Hadoop Streaming
By default, the MapReduce framework is written in the Java programming language. While it primarily supports programs written in Java, Hadoop also provides an API that allows writing MapReduce programs in languages other than Java.
Hadoop Streaming is a utility included with the Hadoop distribution that enables users to write MapReduce programs in various programming and scripting languages. Supported languages include Python, PHP, Ruby, Perl, and Bash, among others.
Working: -
- The Streaming utility will create a MapReduce job, submit it to the appropriate cluster, and monitor the progress until the job is completed.
- When a script is specified for the mappers, each mapper task launches the script as a separate process during its initialization. Each mapper task converts its input into lines and feeds the converted lines to the standard input (stdin) of the process.
- The mapper gathers the line-oriented outputs from the standard output (STDOUT) of the process and transforms each line into a key/value pair. This key/value pair serves as the output of the mapper. By default, the prefix of each line, up to the first tab character, is considered the key, while the remainder of the line is treated as the value.
- If a line does not contain a tab character, the entire line is treated as the key, and the value is set to null. The key-value pairs can be customized according to specific requirements. These mapper output key-value pairs are then passed to the reducer tasks.
- Each reducer task will launch the script as a separate process, after which the reducer is initialized. While the reducer task is running, it converts input key/value pairs into lines and sends those lines to the standard input (STDIN) of the process.

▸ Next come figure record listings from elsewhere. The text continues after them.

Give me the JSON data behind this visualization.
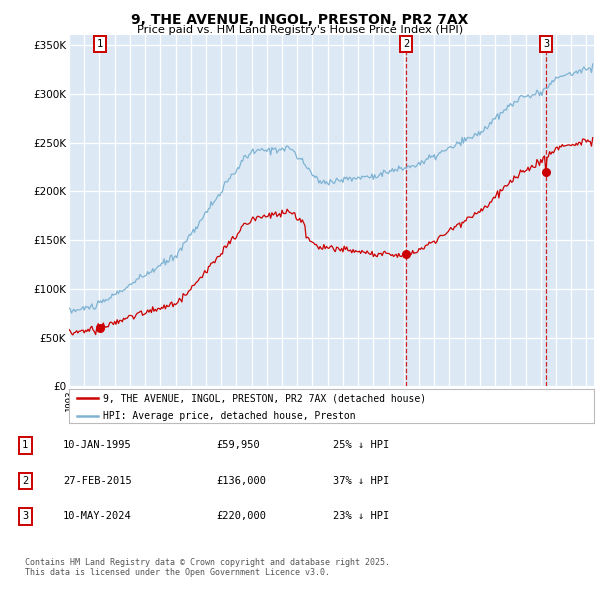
{
  "title": "9, THE AVENUE, INGOL, PRESTON, PR2 7AX",
  "subtitle": "Price paid vs. HM Land Registry's House Price Index (HPI)",
  "bg_color": "#dce9f5",
  "hpi_color": "#7fb3d3",
  "price_color": "#cc0000",
  "vline_color": "#cc0000",
  "ylim": [
    0,
    360000
  ],
  "yticks": [
    0,
    50000,
    100000,
    150000,
    200000,
    250000,
    300000,
    350000
  ],
  "ytick_labels": [
    "£0",
    "£50K",
    "£100K",
    "£150K",
    "£200K",
    "£250K",
    "£300K",
    "£350K"
  ],
  "xlim_start": 1993.0,
  "xlim_end": 2027.5,
  "sale1_date": 1995.04,
  "sale1_price": 59950,
  "sale2_date": 2015.16,
  "sale2_price": 136000,
  "sale3_date": 2024.36,
  "sale3_price": 220000,
  "legend_line1": "9, THE AVENUE, INGOL, PRESTON, PR2 7AX (detached house)",
  "legend_line2": "HPI: Average price, detached house, Preston",
  "table_entries": [
    {
      "num": "1",
      "date": "10-JAN-1995",
      "price": "£59,950",
      "pct": "25% ↓ HPI"
    },
    {
      "num": "2",
      "date": "27-FEB-2015",
      "price": "£136,000",
      "pct": "37% ↓ HPI"
    },
    {
      "num": "3",
      "date": "10-MAY-2024",
      "price": "£220,000",
      "pct": "23% ↓ HPI"
    }
  ],
  "footer": "Contains HM Land Registry data © Crown copyright and database right 2025.\nThis data is licensed under the Open Government Licence v3.0."
}
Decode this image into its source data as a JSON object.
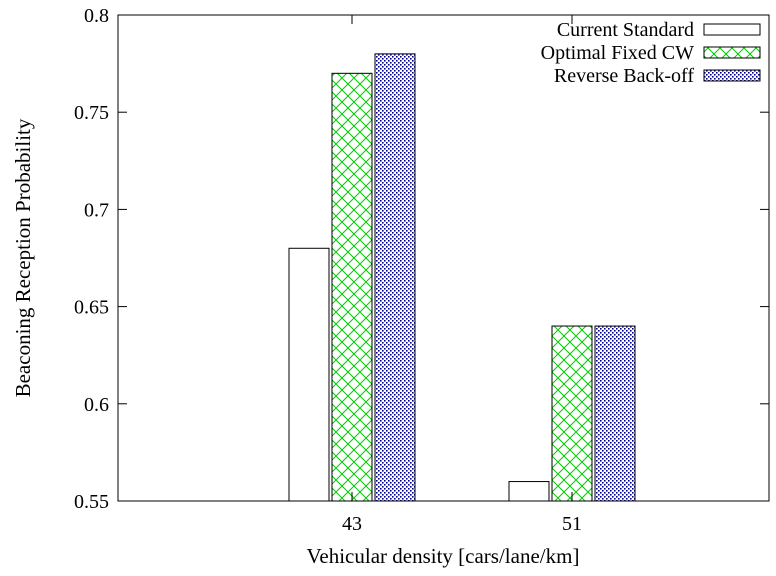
{
  "chart_data": {
    "type": "bar",
    "xlabel": "Vehicular density [cars/lane/km]",
    "ylabel": "Beaconing Reception Probability",
    "ylim": [
      0.55,
      0.8
    ],
    "yticks": [
      "0.55",
      "0.6",
      "0.65",
      "0.7",
      "0.75",
      "0.8"
    ],
    "categories": [
      "43",
      "51"
    ],
    "series": [
      {
        "name": "Current Standard",
        "values": [
          0.68,
          0.56
        ],
        "pattern": "none",
        "color": "#000000"
      },
      {
        "name": "Optimal Fixed CW",
        "values": [
          0.77,
          0.64
        ],
        "pattern": "crosshatch",
        "color": "#00cc00"
      },
      {
        "name": "Reverse Back-off",
        "values": [
          0.78,
          0.64
        ],
        "pattern": "dots",
        "color": "#00008b"
      }
    ],
    "legend_position": "top-right",
    "grid": false
  }
}
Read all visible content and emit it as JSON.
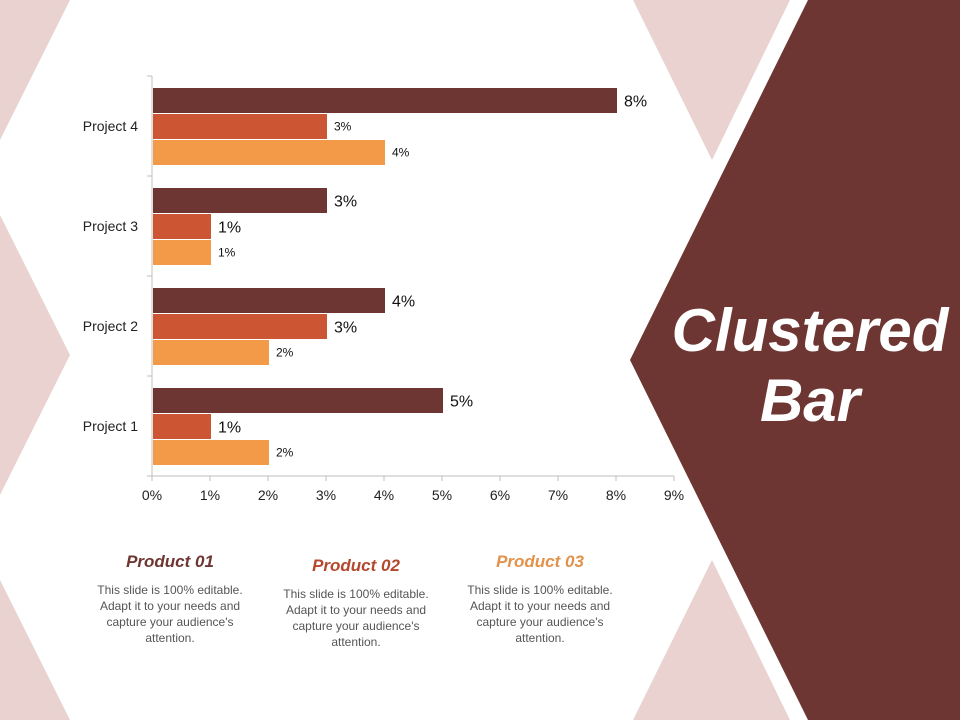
{
  "slide": {
    "title_line1": "Clustered",
    "title_line2": "Bar"
  },
  "colors": {
    "panel": "#6E3632",
    "pink": "#E9D2CF",
    "series1": "#6E3632",
    "series2": "#CC5533",
    "series3": "#F29A48"
  },
  "chart_data": {
    "type": "bar",
    "orientation": "horizontal",
    "categories": [
      "Project 1",
      "Project 2",
      "Project 3",
      "Project 4"
    ],
    "series": [
      {
        "name": "Product 01",
        "values": [
          5,
          4,
          3,
          8
        ],
        "labels": [
          "5%",
          "4%",
          "3%",
          "8%"
        ]
      },
      {
        "name": "Product 02",
        "values": [
          1,
          3,
          1,
          3
        ],
        "labels": [
          "1%",
          "3%",
          "1%",
          "3%"
        ]
      },
      {
        "name": "Product 03",
        "values": [
          2,
          2,
          1,
          4
        ],
        "labels": [
          "2%",
          "2%",
          "1%",
          "4%"
        ]
      }
    ],
    "xlim": [
      0,
      9
    ],
    "xticks": [
      "0%",
      "1%",
      "2%",
      "3%",
      "4%",
      "5%",
      "6%",
      "7%",
      "8%",
      "9%"
    ],
    "grid": false
  },
  "products": [
    {
      "title": "Product 01",
      "text": "This slide is 100% editable. Adapt it to your needs and capture your audience's attention."
    },
    {
      "title": "Product 02",
      "text": "This slide is 100% editable. Adapt it to your needs and capture your audience's attention."
    },
    {
      "title": "Product 03",
      "text": "This slide is 100% editable. Adapt it to your needs and capture your audience's attention."
    }
  ]
}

- Each reducer task processes its input key/value pairs into lines and converts them into tab-separated key-value pairs. The output of the Reducer represents the final output of the MapReduce job.
Important Commands -
Parameters | Required/Optional | Description |
---|---|---|
-input directory/file-name | Required | Input location for mapper. |
-output directory-name | Required | Output location for reducer. |
-mapper executable or script or JavaClassName | Required | Mapper executable. |
-reducer executable or script or JavaClassName | Required | Reducer executable. |
-file file-name | Optional | Makes the mapper, reducer or combiner executable available locally on the compute nodes. |
-inputformat JavaClassName | Optional | If specified, it should return key, value pairs of Text class. If not specified TextInputFormat is used as the default. |
-outputformat JavaClassName | Optional | If specified, it should take key, value pairs of Text class. If not specified TextOutputformat is used as the default. |
-partitioner JavaClassName | Optional | Class that specifies the reduce a key that is sent to. |
-combiner streaming Command or JavaClassName | Optional | Combiner executable for map output. |
-inputreader | Optional | Specifies a record reader class instead of an input format class. |
-verbose | Optional | Verbose output. |
-lazyOutput | Optional | Creates output lazily. |
-numReduceTasks | Optional | Specifies the number of reducers. |
-mapdebug | Optional | Script to call when map task fails. |
-reducedebug | Optional | Script to call when reduction makes the task failure |
-cmdenv name=value | Optional | Passes the environment variable to streaming commands. |
Example Using Python -
The following example describes the word count program in Python, including the mapper phase and reducer phase code -
Mapper Phase code: -
!/usr/bin/env python
import sys
#--- get all lines from stdin ---
for line in sys.stdin:
#--- remove leading and trailing whitespace---
line = line.strip()
#--- split the line into words ---
words = line.split()
#--- output tuples [word, 1] in tab-delimited format---
for word in words:
print '%s\t%s' % (word, "1")
Make sure the above program executing with the permission:
chmod +x /Hadoop_path/mapper.py
Reducer Phase code: -
#!/usr/bin/env python
import sys
# maps words to their counts
word2count = {}
# input comes from STDIN
for line in sys.stdin:
# remove leading and trailing whitespace
line = line.strip()
# parse the input we got from mapper.py
word, count = line.split('\t', 1)
# convert count (currently a string) to int
try:
count = int(count)
except ValueError:
continue
try:
word2count[word] = word2count[word]+count
except:
word2count[word] = count
# write the tuples to stdout
# Note: they are unsorted
for word in word2count.keys():
print '%s\t%s'% ( word, word2count[word] )
Make sure the above program executing with the permission:
chmod +x /Hadoop_path/reducer.py
Execution of WordCount Program: -
$hadoop_home_path/hadoop jar hadoop_streaming_path
/hadoop_streaming.jar \
-input input_dir \
-output output_dir \
-mapper <path/mapper.py> \
-reducer <path/reducer.py>
Where "\" is used for line continuation for clear readability.